100 ans, ça se fête en grand
Le 4 décembre 2009, les Canadiens de Montréal obtiennent officiellement le statut de centenaire, célébrant le 100e anniversaire de la concession par un duel avec les Bruins de Boston. Le coup d’envoi des festivités se fait par une cérémonie d’un peu plus de 60 minutes, comprenant un échauffement d’avant-match auquel prennent part une douzaine d’anciennes légendes du Tricolore allant de Guy Lafleur à Serge Savard, en passant par Patrick Roy et Ken Dryden, tous vêtus de la tête aux pieds de leur uniforme de hockey. On a aussi droit à des apparitions surprises de célébrités invitées et d’anciens rivaux, alors que le partisan hollywoodien Viggo Mortensen prend le micro pour présenter Lafleur à la foule et que « Monsieur Hockey » en personne, Gordie Howe, fait entendre le nom de Jean Béliveau.
Le Tricolore surprend ensuite les 21 000 partisans présents en retirant pas un, mais deux chandails légendaires, hissant le numéro 3 d’Émile « Butch » Bouchard et le numéro 16 d’Elmer Lach au plafond. Le total passe alors à 15 numéros retirés, en l’honneur de 18 joueurs.
Pour clore les festivités, une photo de famille est capturée au centre de la patinoire. D’anciens joueurs ayant opté de se joindre aux festivités figurent sur ce cliché iconique aux côtés des joueurs de la formation de l’époque.
L'équipe d’alors n’entend pas gâcher la fête : Mike Cammalleri inscrit un tour du chapeau dans une victoire de 5 à 1 face à l’une des six équipes d'origine, devant un amphithéâtre à guichets fermés.
Retours et moments spéciaux
Au fil du temps, l'établissement se fait l’hôte d’innombrables moments uniques, tant sur la patinoire qu’en dehors de celle-ci. Les joueurs adverses évoquent régulièrement le rugissement de la foule en réaction à un beau jeu défensif ou le bourdonnement qui émane des estrades chaque fois que le Tricolore semble avoir un bel élan.

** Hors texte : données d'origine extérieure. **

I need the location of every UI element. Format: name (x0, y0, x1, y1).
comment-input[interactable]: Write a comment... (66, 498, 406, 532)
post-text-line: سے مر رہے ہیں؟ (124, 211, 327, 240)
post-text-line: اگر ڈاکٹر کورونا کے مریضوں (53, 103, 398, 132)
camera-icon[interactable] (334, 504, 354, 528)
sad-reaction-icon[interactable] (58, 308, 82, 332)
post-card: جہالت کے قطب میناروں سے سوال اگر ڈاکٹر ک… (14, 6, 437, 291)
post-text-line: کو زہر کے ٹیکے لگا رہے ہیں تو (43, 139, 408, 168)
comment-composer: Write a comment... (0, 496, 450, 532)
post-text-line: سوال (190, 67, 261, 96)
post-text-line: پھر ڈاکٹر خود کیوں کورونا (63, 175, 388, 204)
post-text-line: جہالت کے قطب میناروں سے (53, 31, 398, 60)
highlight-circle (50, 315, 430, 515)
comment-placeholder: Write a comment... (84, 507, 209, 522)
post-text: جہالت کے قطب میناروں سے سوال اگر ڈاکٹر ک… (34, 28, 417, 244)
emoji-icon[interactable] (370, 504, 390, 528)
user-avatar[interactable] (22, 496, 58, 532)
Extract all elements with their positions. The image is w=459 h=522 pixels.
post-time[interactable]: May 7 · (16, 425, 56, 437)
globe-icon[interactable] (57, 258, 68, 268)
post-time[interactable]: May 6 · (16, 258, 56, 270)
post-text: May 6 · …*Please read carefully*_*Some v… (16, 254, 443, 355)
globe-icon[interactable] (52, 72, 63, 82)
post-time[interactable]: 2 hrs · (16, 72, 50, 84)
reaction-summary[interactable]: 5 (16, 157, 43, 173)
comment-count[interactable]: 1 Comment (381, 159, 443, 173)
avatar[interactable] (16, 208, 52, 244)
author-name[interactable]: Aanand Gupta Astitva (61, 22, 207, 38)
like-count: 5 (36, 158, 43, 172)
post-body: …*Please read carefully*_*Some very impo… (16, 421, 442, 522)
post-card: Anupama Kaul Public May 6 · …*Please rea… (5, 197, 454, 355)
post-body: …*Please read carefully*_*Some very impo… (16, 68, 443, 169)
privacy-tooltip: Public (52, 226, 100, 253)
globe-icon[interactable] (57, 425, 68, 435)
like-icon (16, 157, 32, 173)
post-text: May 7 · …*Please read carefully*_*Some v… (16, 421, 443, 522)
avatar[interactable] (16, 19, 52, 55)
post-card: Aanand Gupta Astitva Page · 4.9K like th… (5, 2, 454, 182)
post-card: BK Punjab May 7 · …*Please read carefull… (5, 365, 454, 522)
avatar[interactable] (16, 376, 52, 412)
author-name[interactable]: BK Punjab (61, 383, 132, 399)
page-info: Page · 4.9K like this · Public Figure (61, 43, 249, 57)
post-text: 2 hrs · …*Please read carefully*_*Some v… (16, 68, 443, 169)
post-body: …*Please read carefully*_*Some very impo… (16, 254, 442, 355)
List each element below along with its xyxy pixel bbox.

Et deux retours sortent du lot.
Le premier survient en avril 2002, lorsque Saku Koivu renoue avec l’action après avoir raté 79 matchs en raison du combat qu’il menait contre le cancer. Le capitaine est accueilli par une ovation chaleureuse, prolongée et très émouvante de la part des partisans. Cette énergie se transpose dans le match, alors que les Canadiens défont les Sénateurs d’Ottawa pour s’assurer d’une place en séries éliminatoires.

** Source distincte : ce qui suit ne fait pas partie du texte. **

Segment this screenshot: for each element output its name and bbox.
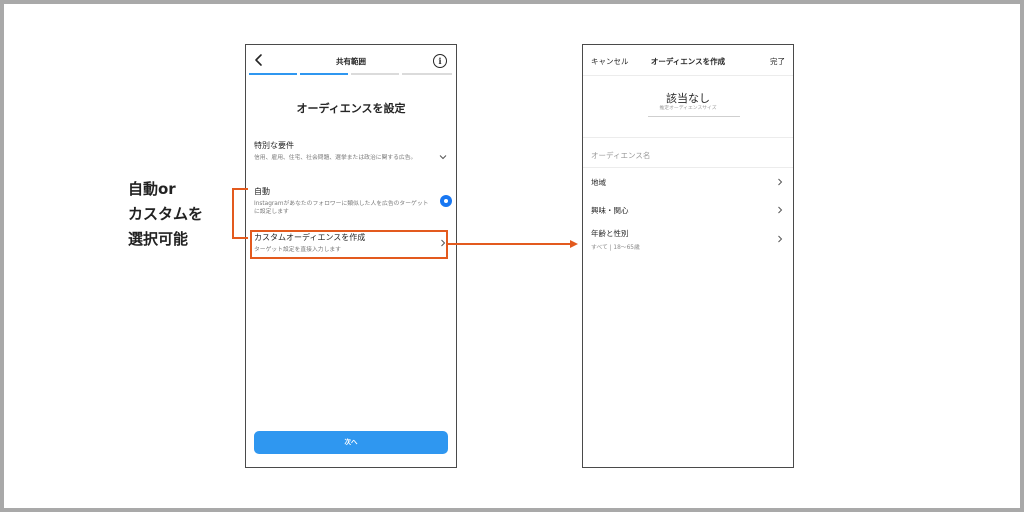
highlight-box (250, 230, 448, 259)
progress-step-4 (402, 73, 452, 75)
audience-size-label: 推定オーディエンスサイズ (659, 106, 717, 111)
option-description: Instagramがあなたのフォロワーに類似した人を広告のターゲットに設定します (254, 201, 429, 215)
divider (583, 137, 793, 138)
annotation-text: 自動or カスタムを 選択可能 (128, 177, 203, 252)
progress-step-1 (249, 73, 297, 75)
arrow-head-icon (570, 239, 578, 248)
row-label: 地域 (591, 178, 606, 187)
annotation-arrow (448, 243, 574, 245)
chevron-right-icon (778, 206, 783, 214)
row-sub: すべて | 18〜65歳 (591, 245, 640, 251)
option-special-requirements[interactable]: 特別な要件 信用、雇用、住宅、社会問題、選挙または政治に関する広告。 (254, 140, 450, 162)
row-interests[interactable]: 興味・関心 (591, 205, 787, 216)
option-title: 特別な要件 (254, 141, 294, 150)
progress-step-3 (351, 73, 399, 75)
divider (583, 167, 793, 168)
annotation-line-1: 自動or (128, 180, 176, 198)
chevron-down-icon (439, 155, 447, 160)
audience-name-input[interactable]: オーディエンス名 (591, 150, 650, 161)
section-heading: オーディエンスを設定 (296, 102, 406, 115)
info-icon[interactable]: i (433, 54, 447, 68)
progress-step-2 (300, 73, 348, 75)
radio-selected[interactable] (440, 195, 452, 207)
nav-bar: 共有範囲 i (246, 45, 456, 75)
row-label: 年齢と性別 (591, 229, 629, 238)
done-button[interactable]: 完了 (770, 56, 785, 67)
chevron-right-icon (778, 178, 783, 186)
phone-screen-create-audience: キャンセル オーディエンスを作成 完了 該当なし 推定オーディエンスサイズ オー… (582, 44, 794, 468)
canvas (4, 4, 1020, 508)
option-automatic[interactable]: 自動 Instagramがあなたのフォロワーに類似した人を広告のターゲットに設定… (254, 186, 452, 216)
row-age-gender[interactable]: 年齢と性別 すべて | 18〜65歳 (591, 228, 787, 251)
divider (648, 116, 740, 117)
page-title: 共有範囲 (336, 57, 366, 66)
option-title: 自動 (254, 187, 270, 196)
option-description: 信用、雇用、住宅、社会問題、選挙または政治に関する広告。 (254, 155, 417, 161)
annotation-line-3: 選択可能 (128, 230, 189, 248)
radio-dot (444, 199, 448, 203)
row-label: 興味・関心 (591, 206, 629, 215)
page-title: オーディエンスを作成 (650, 57, 726, 66)
annotation-bracket (232, 188, 248, 239)
annotation-line-2: カスタムを (128, 205, 204, 223)
next-button[interactable]: 次へ (254, 431, 448, 454)
divider (583, 75, 793, 76)
row-location[interactable]: 地域 (591, 177, 787, 188)
chevron-right-icon (778, 235, 783, 243)
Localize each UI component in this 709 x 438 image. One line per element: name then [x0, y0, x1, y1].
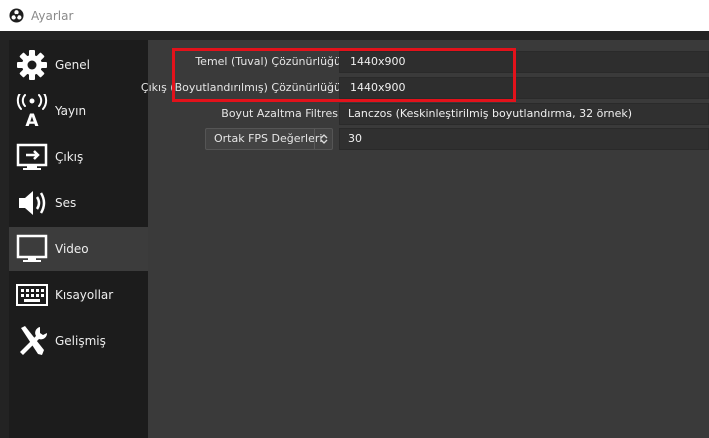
output-icon: [15, 140, 49, 174]
speaker-icon: [15, 186, 49, 220]
sidebar-item-output[interactable]: Çıkış: [9, 135, 148, 179]
sidebar-item-label: Ses: [55, 196, 77, 210]
keyboard-icon: [15, 278, 49, 312]
sidebar-item-label: Gelişmiş: [55, 334, 106, 348]
settings-window: Genel A Yayın Çıkış Ses Video Kısayollar…: [0, 31, 709, 438]
window-title: Ayarlar: [31, 8, 74, 23]
base-resolution-row: Temel (Tuval) Çözünürlüğü 1440x900: [148, 51, 709, 73]
monitor-icon: [15, 232, 49, 266]
sidebar-item-label: Çıkış: [55, 150, 84, 164]
output-resolution-row: Çıkış (Boyutlandırılmış) Çözünürlüğü 144…: [141, 77, 709, 99]
sidebar-item-video[interactable]: Video: [9, 227, 148, 271]
sidebar-item-general[interactable]: Genel: [9, 43, 148, 87]
sidebar-item-stream[interactable]: A Yayın: [9, 89, 148, 133]
fps-type-label: Ortak FPS Değerleri: [214, 132, 323, 145]
sidebar-item-label: Video: [55, 242, 89, 256]
fps-type-select[interactable]: Ortak FPS Değerleri: [205, 128, 333, 150]
downscale-filter-row: Boyut Azaltma Filtresi Lanczos (Keskinle…: [148, 103, 709, 125]
sidebar-item-label: Kısayollar: [55, 288, 114, 302]
gear-icon: [15, 48, 49, 82]
base-resolution-field[interactable]: 1440x900: [339, 51, 709, 73]
broadcast-icon: A: [15, 94, 49, 128]
downscale-filter-select[interactable]: Lanczos (Keskinleştirilmiş boyutlandırma…: [339, 103, 709, 125]
output-resolution-field[interactable]: 1440x900: [339, 77, 709, 99]
base-resolution-label: Temel (Tuval) Çözünürlüğü: [195, 55, 341, 68]
fps-row: Ortak FPS Değerleri 30: [148, 128, 709, 150]
sidebar-item-audio[interactable]: Ses: [9, 181, 148, 225]
settings-sidebar: Genel A Yayın Çıkış Ses Video Kısayollar…: [9, 40, 148, 438]
fps-value-select[interactable]: 30: [339, 128, 709, 150]
output-resolution-label: Çıkış (Boyutlandırılmış) Çözünürlüğü: [140, 81, 341, 94]
sidebar-item-advanced[interactable]: Gelişmiş: [9, 319, 148, 363]
obs-logo-icon: [9, 8, 24, 23]
sidebar-item-label: Genel: [55, 58, 91, 72]
chevron-updown-icon: [314, 129, 332, 149]
sidebar-item-hotkeys[interactable]: Kısayollar: [9, 273, 148, 317]
tools-icon: [15, 324, 49, 358]
downscale-filter-label: Boyut Azaltma Filtresi: [221, 107, 341, 120]
sidebar-item-label: Yayın: [55, 104, 87, 118]
title-bar: Ayarlar: [0, 0, 709, 31]
video-settings-panel: Temel (Tuval) Çözünürlüğü 1440x900 Çıkış…: [141, 40, 709, 438]
svg-text:A: A: [25, 111, 39, 128]
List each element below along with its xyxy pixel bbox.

Le deuxième moment impliquait aussi Koivu, mais il s’agissait d’un retour d’ordre différent. Le 19 février 2008, les Canadiens tirent de l’arrière par cinq buts avec 25 minutes à jouer. Ils marquent alors cinq fois sans réplique pour ensuite remporter le match en tirs de barrage, gracieuseté de nul autre que Koivu, qui est l’unique joueur du Tricolore à faire mouche. C’est la première fois que Montréal revient de l’arrière pour combler un déficit de cinq buts et remporter un match. À ce jour, l’affrontement demeure gravé dans la mémoire de ceux et celles qui en ont témoigné.